The calmodulin protein is highly conserved across vertebrae species, meaning that it doesn't take much to make it dysfunctional. We do not know whether the children all have this mutation, but it is hardly statistically impossible for them to do so, about 1 in 16. The reason that this gene is previously unknown may well be that it is almost always fatal in children, that is, natural selection prevents people having the mutation from living long enough to have children.

This begs the question of why Ms. Folbigg, who has the mutation, has survived long enough to have children. A possible answer to my thinking, is the realization that proteins do not function in an isolated environment. They interact with one another strongly, often in a long chain of events. Although arginine is a coded amino acid, it is often post translationally converted to the lysine analogue ornithine via deguanidation while incorporated in the protein.

To satisfy myself that this is entirely possible I entered the following search terms into Google Scholar:

ornithine, arginine, post translational, calmodulin, heart (2,480 hits)

...and, in another search...

ornithine aminotransferase "heart disease" (2,280 hits).

It's entirely possible in my mind that Ms. Folbigg may have had another protein that her children lacked, which served to act on the specific arginine in the G114R mutation (or perhaps another region of the calmodulin protein) making it more functional.

If it is found that the tissues of the children all show the G114R mutation, this woman should be released in my view, and the courts should apologize to her. I note that highly qualified scientists, vastly more knowledgeable than I am, have taken up her cause.

By the way, her former husband is a piece of shit for not offering up his genome for review. Perhaps he's "concerned" he'll look bad for vilifying his wife if she is innocent.

I suspect that Ms Folbigg's biggest crime was having more children after losing the first two. I don't know anything at all about her relationship to her husband, but it strikes me that something was rotten in that marriage.

A piece of circumstantial evidence used against her in her original trial was that she kept a diary noting how difficult it was to deal with the children's crying. I can sympathize. My oldest son had colic, and really didn't stop crying for long periods, until he was about 9 months old. If I or my wife had kept a diary, as Ms. Folbigg did, I'm sure it would have included complaints, perhaps some bitter, which is not to say we didn't love our son; he's 28 now and is a treasured member of our family of whom we are very proud. I note that he had a somatic mutation that led to certain facial difference that was only partially treatable; it never went away fully. It's still there. Fortunately the mutation was not fatal (although in some embryos it is, depending on the timing of when the mutation occurs.)

We were often approached by rude people when he was a baby who wanted to know "what we did" to "cause" that.

Of course I wanted to scream at these people and tell them to go fuck themselves, but I restrained myself, because I did not want my son to live with his gene derived "difference" as a source of stress and anger.

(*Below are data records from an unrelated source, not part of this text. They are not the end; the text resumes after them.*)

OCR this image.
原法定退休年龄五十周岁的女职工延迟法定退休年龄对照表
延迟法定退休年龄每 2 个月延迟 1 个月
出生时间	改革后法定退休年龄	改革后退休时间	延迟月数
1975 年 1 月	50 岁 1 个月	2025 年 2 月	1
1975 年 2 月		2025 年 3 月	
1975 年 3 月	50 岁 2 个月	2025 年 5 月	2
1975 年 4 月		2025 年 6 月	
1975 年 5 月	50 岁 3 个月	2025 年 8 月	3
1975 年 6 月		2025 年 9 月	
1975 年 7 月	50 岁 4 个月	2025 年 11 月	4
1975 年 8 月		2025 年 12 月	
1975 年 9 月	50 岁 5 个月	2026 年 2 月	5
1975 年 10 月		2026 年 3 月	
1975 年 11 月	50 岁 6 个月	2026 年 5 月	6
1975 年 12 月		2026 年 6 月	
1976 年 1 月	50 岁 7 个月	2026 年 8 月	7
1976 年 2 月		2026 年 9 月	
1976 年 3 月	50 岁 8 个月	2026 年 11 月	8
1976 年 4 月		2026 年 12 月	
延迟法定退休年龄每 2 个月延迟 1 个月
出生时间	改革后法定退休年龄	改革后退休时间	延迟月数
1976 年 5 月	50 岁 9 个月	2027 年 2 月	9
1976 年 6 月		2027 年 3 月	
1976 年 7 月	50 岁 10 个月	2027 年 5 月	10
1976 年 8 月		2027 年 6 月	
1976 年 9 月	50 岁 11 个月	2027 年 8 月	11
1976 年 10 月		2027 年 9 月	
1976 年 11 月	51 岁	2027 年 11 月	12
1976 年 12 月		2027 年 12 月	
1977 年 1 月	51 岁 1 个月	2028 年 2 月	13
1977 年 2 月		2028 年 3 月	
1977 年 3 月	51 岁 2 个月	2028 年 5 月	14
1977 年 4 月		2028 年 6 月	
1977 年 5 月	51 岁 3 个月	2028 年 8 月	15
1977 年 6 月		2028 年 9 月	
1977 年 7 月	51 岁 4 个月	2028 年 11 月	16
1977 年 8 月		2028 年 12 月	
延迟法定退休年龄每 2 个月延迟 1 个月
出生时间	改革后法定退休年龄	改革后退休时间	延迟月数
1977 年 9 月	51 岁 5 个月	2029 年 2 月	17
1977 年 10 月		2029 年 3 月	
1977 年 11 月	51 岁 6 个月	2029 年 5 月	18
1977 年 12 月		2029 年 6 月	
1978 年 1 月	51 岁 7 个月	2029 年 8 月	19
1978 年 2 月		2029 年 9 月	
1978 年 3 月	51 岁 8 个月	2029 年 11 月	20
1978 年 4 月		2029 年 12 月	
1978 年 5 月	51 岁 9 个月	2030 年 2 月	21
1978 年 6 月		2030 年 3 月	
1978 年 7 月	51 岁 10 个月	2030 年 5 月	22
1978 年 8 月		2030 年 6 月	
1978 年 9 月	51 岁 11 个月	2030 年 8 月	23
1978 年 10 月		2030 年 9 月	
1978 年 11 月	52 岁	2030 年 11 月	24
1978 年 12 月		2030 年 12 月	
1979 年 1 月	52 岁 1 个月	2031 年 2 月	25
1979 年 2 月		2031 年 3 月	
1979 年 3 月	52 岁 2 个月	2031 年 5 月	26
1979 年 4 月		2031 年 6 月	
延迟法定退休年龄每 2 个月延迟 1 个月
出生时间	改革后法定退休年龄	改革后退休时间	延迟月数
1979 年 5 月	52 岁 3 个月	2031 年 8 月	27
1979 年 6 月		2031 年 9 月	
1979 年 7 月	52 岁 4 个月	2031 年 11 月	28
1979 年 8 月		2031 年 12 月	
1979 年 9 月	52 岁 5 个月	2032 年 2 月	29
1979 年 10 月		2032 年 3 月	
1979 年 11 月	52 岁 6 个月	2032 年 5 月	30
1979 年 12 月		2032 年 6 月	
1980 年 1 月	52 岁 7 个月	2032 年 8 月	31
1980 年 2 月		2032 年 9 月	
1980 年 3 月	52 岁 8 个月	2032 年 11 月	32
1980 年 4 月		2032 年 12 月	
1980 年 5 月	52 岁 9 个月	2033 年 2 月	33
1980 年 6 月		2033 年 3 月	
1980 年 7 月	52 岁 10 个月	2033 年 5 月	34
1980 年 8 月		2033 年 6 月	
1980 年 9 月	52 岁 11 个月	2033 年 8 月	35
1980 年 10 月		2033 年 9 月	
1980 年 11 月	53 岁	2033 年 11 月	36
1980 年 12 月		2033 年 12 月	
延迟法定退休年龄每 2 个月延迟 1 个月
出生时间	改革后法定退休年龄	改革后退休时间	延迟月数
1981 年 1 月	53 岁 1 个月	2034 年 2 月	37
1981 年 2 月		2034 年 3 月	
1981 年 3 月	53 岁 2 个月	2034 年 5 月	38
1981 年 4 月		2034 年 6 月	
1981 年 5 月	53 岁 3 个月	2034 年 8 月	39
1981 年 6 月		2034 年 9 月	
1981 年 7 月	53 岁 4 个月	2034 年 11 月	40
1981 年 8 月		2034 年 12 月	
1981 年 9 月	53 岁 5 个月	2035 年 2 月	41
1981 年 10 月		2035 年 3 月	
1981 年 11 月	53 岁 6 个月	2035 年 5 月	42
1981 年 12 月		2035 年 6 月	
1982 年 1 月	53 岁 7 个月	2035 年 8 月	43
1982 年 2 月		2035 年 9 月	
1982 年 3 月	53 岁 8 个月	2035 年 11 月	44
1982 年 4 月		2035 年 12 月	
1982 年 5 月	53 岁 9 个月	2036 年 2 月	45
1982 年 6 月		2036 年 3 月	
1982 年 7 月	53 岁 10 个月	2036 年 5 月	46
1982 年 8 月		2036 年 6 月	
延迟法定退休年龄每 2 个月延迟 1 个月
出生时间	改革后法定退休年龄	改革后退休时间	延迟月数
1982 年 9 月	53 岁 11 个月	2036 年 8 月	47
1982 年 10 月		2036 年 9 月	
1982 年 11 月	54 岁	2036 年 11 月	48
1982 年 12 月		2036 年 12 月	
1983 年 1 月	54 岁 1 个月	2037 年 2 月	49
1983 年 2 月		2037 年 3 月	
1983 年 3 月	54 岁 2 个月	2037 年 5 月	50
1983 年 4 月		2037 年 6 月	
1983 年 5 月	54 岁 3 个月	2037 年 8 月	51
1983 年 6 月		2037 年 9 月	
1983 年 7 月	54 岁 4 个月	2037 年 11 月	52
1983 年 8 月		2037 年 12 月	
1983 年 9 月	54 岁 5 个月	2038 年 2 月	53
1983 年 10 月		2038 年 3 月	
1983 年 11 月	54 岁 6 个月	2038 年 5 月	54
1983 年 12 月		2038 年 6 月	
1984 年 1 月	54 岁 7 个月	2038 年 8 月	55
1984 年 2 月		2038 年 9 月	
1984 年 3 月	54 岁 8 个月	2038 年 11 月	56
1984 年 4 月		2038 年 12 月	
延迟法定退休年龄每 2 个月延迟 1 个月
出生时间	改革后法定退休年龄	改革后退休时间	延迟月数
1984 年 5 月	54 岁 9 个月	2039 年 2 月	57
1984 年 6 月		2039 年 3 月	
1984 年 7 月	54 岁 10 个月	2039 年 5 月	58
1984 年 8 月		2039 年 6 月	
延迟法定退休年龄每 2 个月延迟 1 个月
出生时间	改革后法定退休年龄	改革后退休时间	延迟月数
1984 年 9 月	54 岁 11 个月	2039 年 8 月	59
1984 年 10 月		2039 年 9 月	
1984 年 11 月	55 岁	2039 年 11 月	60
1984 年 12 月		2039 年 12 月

I simply said, "we don't know the cause," which was true at the time, although I recently discovered a paper that explained the cause fully.

A pernicious interaction between genes and justice is not a new case. In fact, right up to the current day, injustice has been connected with a single nucleotide polymorphism that a subclass of human beings lack, having failed to become mutants. The mutants thus decided to treat the non-mutants with extreme injustice, a criminal enterprise that persists to this day.

This mutation is described here: Anthony L. Cook, Wei Chen, Amy E. Thurber, Darren J. Smit, Aaron G. Smith, Timothy G. Bladen, Darren L. Brown, David L. Duffy, Lorenza Pastorino, Giovanna Bianchi-Scarra, J. Helen Leonard, Jennifer L. Stow, Richard A. Sturm,
Analysis of Cultured Human Melanocytes Based on Polymorphisms within the SLC45A2/MATP, SLC24A5/NCKX5, and OCA2/P Loci, Journal of Investigative Dermatology, Volume 129, Issue 2, 2009, Pages 392-405.